By Javier Surasky
Program Officer Governance and Finance for Sustainable Development
At the beginning of the century, shortly after the bases for the Millennium Development Goals were defined, the world came to Durban for the World Conference Against Racism, Racial Discrimination, Xenophobia and Related Intolerance. The place for the meeting carried meaning: Durban, in post-apartheid South Africa.
It was announced that the event would address issues reflecting
the complex forms in which racial prejudice and intolerance were being manifested at the time. From the scars of slavery to ethnic conflicts; from the situation of indigenous peoples to discrimination based on belief; from hate speech spread though the internet to the relationship between discrimination based on race and discrimination based on sex.
Apart from the formal results, the conference meant a shift in how the world viewed the problem, which until then had been centered around the struggle against apartheid and regimes based on discrimination, to make it more inclusive. In 2009, there was a conference to review the progress made in implementing the results promised in Durban. As is mostly the case on these occasions, the final document identified insufficient progress and renewed commitments made, but did little else. Two years later, an international event celebrated the 10th anniversary of the South Africa Conference, producing no relevant developments.
Within the framework of the annual Debate of the United Nations General Assembly, there will be, on 22 September, a high-level meeting on the 20th anniversary of the Durban Declaration and Programme of Action.
The situation is not easy: For different and debatable reasons, some countries with heterogeneous political positions will not participate in the event. Such is the case of Australia, Austria, Canada, the Czech Republic, France, Germany, Hungary, Israel, the Netherlands, the United Kingdom, and the United States.
Today, 20 years after Durban, we live in a world with nationalist-xenophobic Governments, where discrimination based on ethnicity has caused popular uprisings throughout the most powerful State in the world, united by the rallying cry Black Lives Matter; the United Nations High Commissioner for Refugees is working with the highest number yet of people under its protection, a situation that will worsen due to the recent events in Afghanistan; Gambia is appealing to the International Court of Justice to stop Myanmar’s persecution of the Rohingya people; Morocco’s permanent block on a referendum for the self-determination of the Sahrawi people is sustaining the colonial rule in Africa; homosexuality is a crime in 69 countries, punished with the death penalty in 9 of them; and the pandemic has exposed how national groups and minorities are left behind as others access vaccines and treatment, as well as being statistically invisible.
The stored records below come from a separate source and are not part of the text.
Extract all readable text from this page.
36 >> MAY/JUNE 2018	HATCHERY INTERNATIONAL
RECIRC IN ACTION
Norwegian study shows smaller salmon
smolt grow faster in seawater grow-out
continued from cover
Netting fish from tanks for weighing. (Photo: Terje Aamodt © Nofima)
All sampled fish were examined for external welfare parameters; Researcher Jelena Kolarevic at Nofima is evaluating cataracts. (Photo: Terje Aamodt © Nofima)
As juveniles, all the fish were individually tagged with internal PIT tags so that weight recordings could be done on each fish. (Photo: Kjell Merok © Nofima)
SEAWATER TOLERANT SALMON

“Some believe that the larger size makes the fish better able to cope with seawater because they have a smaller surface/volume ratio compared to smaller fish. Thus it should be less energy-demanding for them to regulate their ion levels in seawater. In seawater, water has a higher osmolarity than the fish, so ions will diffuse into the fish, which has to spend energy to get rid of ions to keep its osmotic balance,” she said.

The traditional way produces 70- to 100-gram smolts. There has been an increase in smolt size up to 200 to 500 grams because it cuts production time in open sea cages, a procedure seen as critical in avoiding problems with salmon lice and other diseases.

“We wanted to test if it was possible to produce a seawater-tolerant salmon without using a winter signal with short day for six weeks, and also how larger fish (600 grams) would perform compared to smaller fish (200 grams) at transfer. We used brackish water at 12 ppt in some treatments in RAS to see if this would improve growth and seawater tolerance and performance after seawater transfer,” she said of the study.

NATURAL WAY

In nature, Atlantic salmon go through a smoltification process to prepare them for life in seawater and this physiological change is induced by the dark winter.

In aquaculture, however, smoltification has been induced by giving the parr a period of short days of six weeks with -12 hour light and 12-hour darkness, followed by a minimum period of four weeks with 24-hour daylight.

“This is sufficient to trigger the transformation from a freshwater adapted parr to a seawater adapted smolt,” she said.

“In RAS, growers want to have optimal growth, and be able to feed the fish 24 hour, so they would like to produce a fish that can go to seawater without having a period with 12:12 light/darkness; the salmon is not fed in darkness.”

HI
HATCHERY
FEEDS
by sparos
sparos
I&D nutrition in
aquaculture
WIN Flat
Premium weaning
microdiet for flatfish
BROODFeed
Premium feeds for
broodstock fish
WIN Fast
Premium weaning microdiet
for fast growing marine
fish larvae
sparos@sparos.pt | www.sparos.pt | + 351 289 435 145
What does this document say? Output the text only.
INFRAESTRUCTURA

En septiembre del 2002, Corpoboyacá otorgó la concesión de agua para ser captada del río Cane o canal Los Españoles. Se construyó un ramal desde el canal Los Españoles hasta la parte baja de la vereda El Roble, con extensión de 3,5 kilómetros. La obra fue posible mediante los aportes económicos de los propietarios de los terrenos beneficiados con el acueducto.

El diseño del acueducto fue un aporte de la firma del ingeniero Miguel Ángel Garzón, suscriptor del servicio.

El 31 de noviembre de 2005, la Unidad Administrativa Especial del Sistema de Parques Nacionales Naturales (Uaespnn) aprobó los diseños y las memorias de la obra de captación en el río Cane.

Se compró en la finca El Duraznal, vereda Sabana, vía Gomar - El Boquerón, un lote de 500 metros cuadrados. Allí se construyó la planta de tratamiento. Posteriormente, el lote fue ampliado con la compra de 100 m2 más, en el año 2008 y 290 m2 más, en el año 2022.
The meeting to commemorate the 20th anniversary of a Conference in which countries promised to redouble their efforts against all types of discrimination and against xenophobia cannot repeat the wording of past events, nor can it express commitments void of political willingness.
Maintaining a view that defers entire groups and turns the others into enemies only because they are different, sustaining theories in which some are more superior than others, will prevent us from making progress in connected issues, such as climate change, fighting poverty, or achieving sustainable development, all of which Governments claim are their main priorities.
Discrimination and xenophobia crack any chance of recognizing others as peers, and belittles their capacity, knowledge, contributions, and world views. They have generated an unequal world like never before, and an environmental management that seriously threatens the future of our life-sustaining planet.
There cannot be a real discussion if participants do not acknowledge each other as equals. There can be no multilateralism of any kind, but even less so an inclusive and plural one, if there is no dialogue. There will be no solutions to global problems without a strengthened multilateralism that, within the framework of the COVID-19 pandemic, is aimed at rebuilding a better world.The stakes are higher than it seems. If we do not protect the seed, the tree of change will not grow. Ending discriminatory and xenophobic practices around the world is a precondition for the change we seek in the 2030 Agenda and the Paris Agreement to be possible. This is a debt to the world’s victims, dragged since time immemorial, set in writing in Article 2 of the Universal Declaration of Human Rights (1948): “Everyone is entitled to all the rights and freedoms set forth in this Declaration, without distinction of any kind, such as race, colour, sex, language, religion, political or other opinion, national or social origin, property, birth or other status.”